Y esa complicación nace, en su opinión, de que en España no existe la conciencia de que la cultura es necesaria, es decir, no se considera un bien de primera necesidad y ello provoca, además, que sea uno de los primeros ámbitos de los que recortan las administraciones, un estado de fragilidad continua que lleva a ver aparecer y desaparecer festivales de una manera casi incomprensible.

"Por eso hay que consolidarla y, sobre todo, generar la necesidad en el público de asistir a los espectáculos culturales, de que venir a Almagro sea cada año casi como una necesidad porque es algo que forma parte de nuestras vidas y también es necesario en el desarrollo del ser humano", ha afirmado.

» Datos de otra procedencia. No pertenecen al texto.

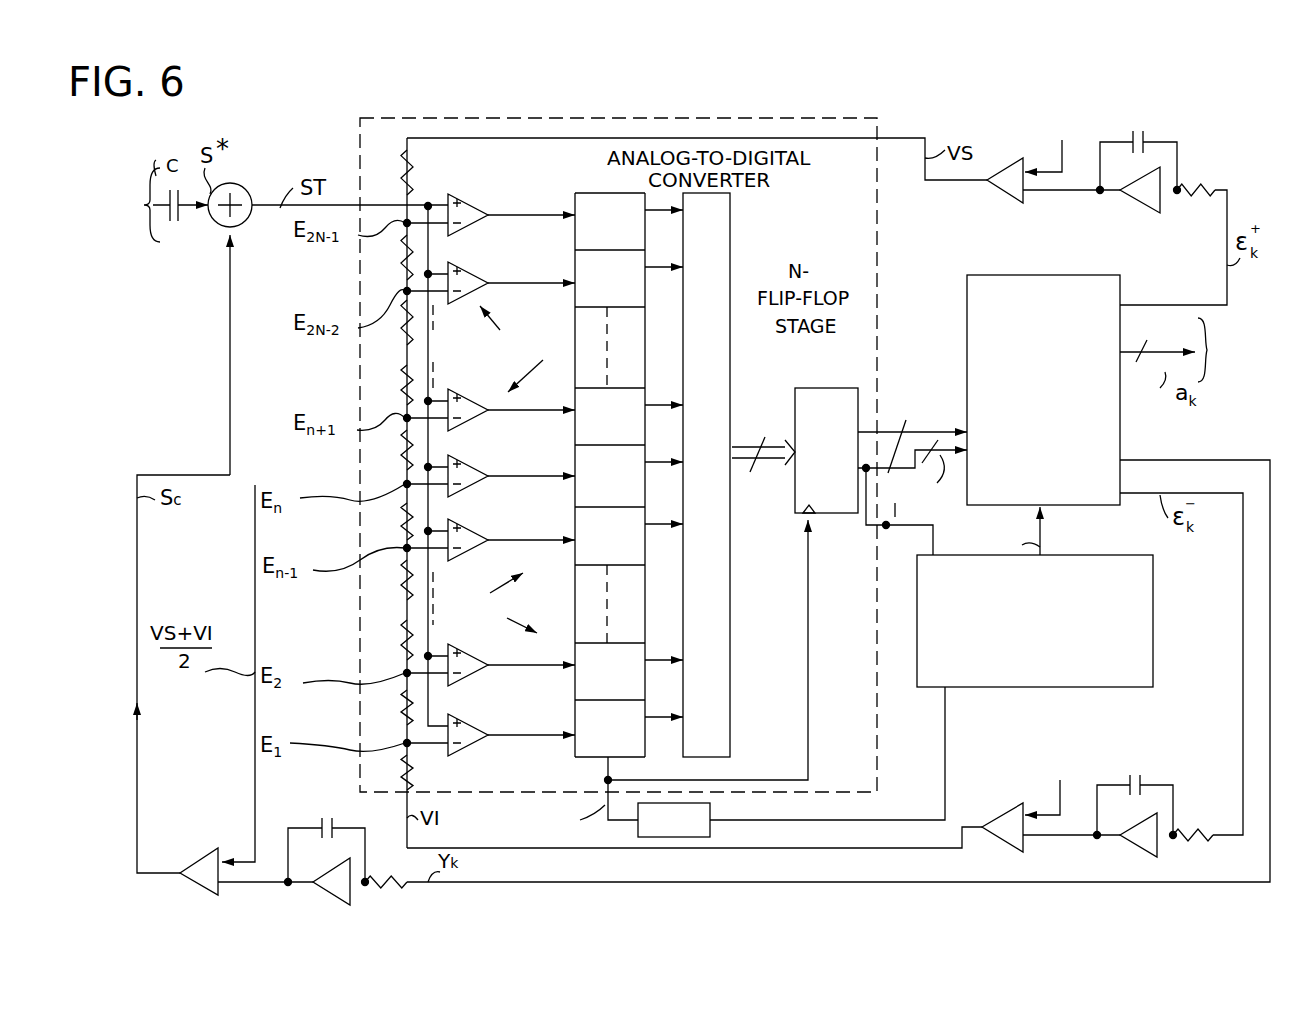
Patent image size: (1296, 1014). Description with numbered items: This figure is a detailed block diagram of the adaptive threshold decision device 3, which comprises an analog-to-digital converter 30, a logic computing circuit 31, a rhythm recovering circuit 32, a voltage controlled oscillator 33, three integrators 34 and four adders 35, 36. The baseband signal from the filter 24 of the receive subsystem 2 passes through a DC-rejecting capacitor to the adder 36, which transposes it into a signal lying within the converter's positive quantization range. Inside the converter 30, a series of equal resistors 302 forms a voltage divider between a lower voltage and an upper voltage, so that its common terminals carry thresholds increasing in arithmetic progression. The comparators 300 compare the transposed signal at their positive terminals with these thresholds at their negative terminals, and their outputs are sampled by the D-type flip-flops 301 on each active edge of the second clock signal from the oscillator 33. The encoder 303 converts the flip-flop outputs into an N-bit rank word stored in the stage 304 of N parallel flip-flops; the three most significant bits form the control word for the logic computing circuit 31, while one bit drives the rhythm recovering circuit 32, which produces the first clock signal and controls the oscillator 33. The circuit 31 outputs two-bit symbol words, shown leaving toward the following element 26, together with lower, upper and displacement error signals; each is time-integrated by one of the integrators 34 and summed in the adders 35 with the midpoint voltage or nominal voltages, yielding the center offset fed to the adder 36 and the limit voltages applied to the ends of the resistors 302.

The adaptive threshold decision device 3 is at (198, 298).
The filter 24 is at (145, 205).
The adder 36 is at (221, 222).
The analog-to-digital converter 30 is at (877, 268).
The resistors 302 is at (407, 160).
The comparators 300 is at (463, 192).
The D-type flip-flops 301 is at (575, 207).
The encoder 303 is at (731, 234).
The stage 304 is at (800, 475).
The logic computing circuit 31 is at (1065, 275).
The rhythm recovering circuit 32 is at (1155, 630).
The voltage controlled oscillator 33 is at (638, 828).
The integrators 34 is at (1150, 190).
The adders 35 is at (1000, 197).
The receive subsystem 2 is at (1157, 337).
The following stage 26 is at (1227, 350).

Magraner, que lleva 56 discos grabados y miles de conciertos, además de numerosas obras rescatadas desde la Edad Media hasta el primer clasicismo, ha trasladado ya proyectos al director del Festival Internacional de Teatro Clásico, Ignacio García, de cara a próximas ediciones que espero que "fructifiquen", además de que en septiembre empezarán a grabar el disco dedicado a Lucrecia Borgia.

El director de Capella de Ministrers ha finalizado la entrevista con Europa Press animando al público a conocer la música antigua porque sólo hay que "sentirla, vivirla y dejar que nos invada". "La gente que viene suele repetir y eso significa que gusta. Pero lo más importante es que el público entre en un espectáculo sin miedo y, si le gusta, después que investigue", ha concluido.